Maximum number of full conversation restarts permitted when generation tasks call ModelFacade.generate(...). Must be >= 0. Default is 5.

max_conversation_correction_steps int

Maximum number of correction rounds permitted within a single conversation when generation tasks call ModelFacade.generate(...). Must be >= 0. Default is 0.

async_trace bool

If True, collect per-task tracing data when using the async engine (DATA_DESIGNER_ASYNC_ENGINE=1). Has no effect on the sync path. Default is False.

throttle ThrottleConfig

AIMD throttle tuning parameters. See ThrottleConfig for details.

Methods:

Name Description
normalize_shutdown_settings

Normalize shutdown settings for compatibility.

normalize_shutdown_settings()

Normalize shutdown settings for compatibility.

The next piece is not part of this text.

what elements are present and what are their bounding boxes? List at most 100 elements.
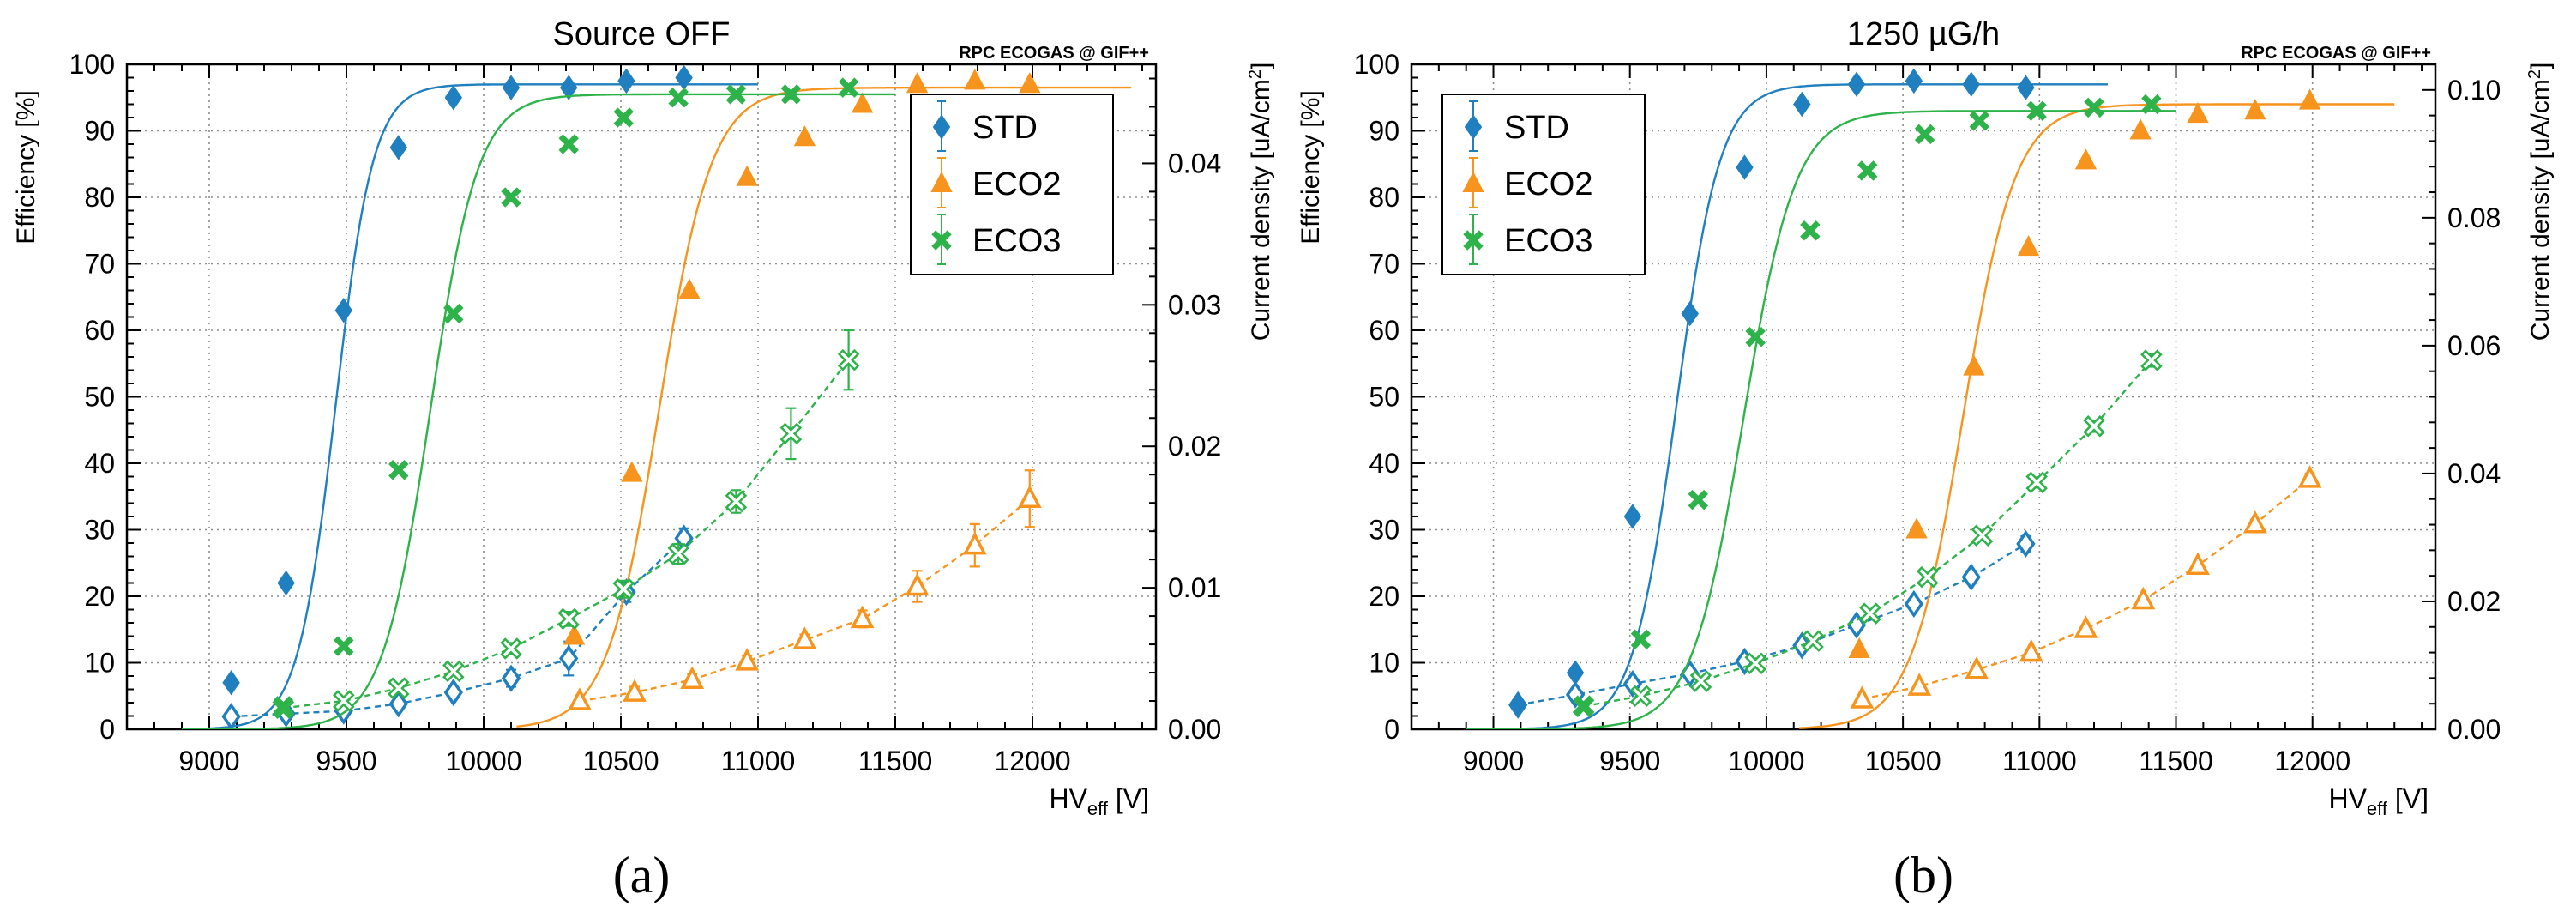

Source code in packages/data-designer-config/src/data_designer/config/run_config.py
110
111
112
113
114
115
@model_validator(mode="after")
def normalize_shutdown_settings(self) -> Self:
    """Normalize shutdown settings for compatibility."""
    if self.disable_early_shutdown:
        self.shutdown_error_rate = 1.0
    return self

ThrottleConfig

Bases: ConfigBase

AIMD throttle tuning parameters for adaptive concurrency control.

These knobs configure the ThrottleManager that wraps every outbound model HTTP request. The defaults are conservative and suitable for most workloads; override only when you understand the trade-offs.

Attributes:

Name Type Description
reduce_factor float

Multiplicative decrease factor applied to the per-domain concurrency limit on a 429 / rate-limit signal. Must be in (0, 1). Default is 0.75 (reduce by 25% on rate-limit).

additive_increase int

Additive increase step applied after every success_window consecutive successes. Default is 1.

success_window int

Number of consecutive successful releases before the additive increase is applied. Default is 25.

cooldown_seconds float

Default cooldown duration (seconds) applied after a rate-limit when the provider does not include a Retry-After header. Default is 2.0.

ceiling_overshoot float

Fraction above the observed rate-limit ceiling that additive increase is allowed to probe before capping. Default is 0.10 (10% overshoot).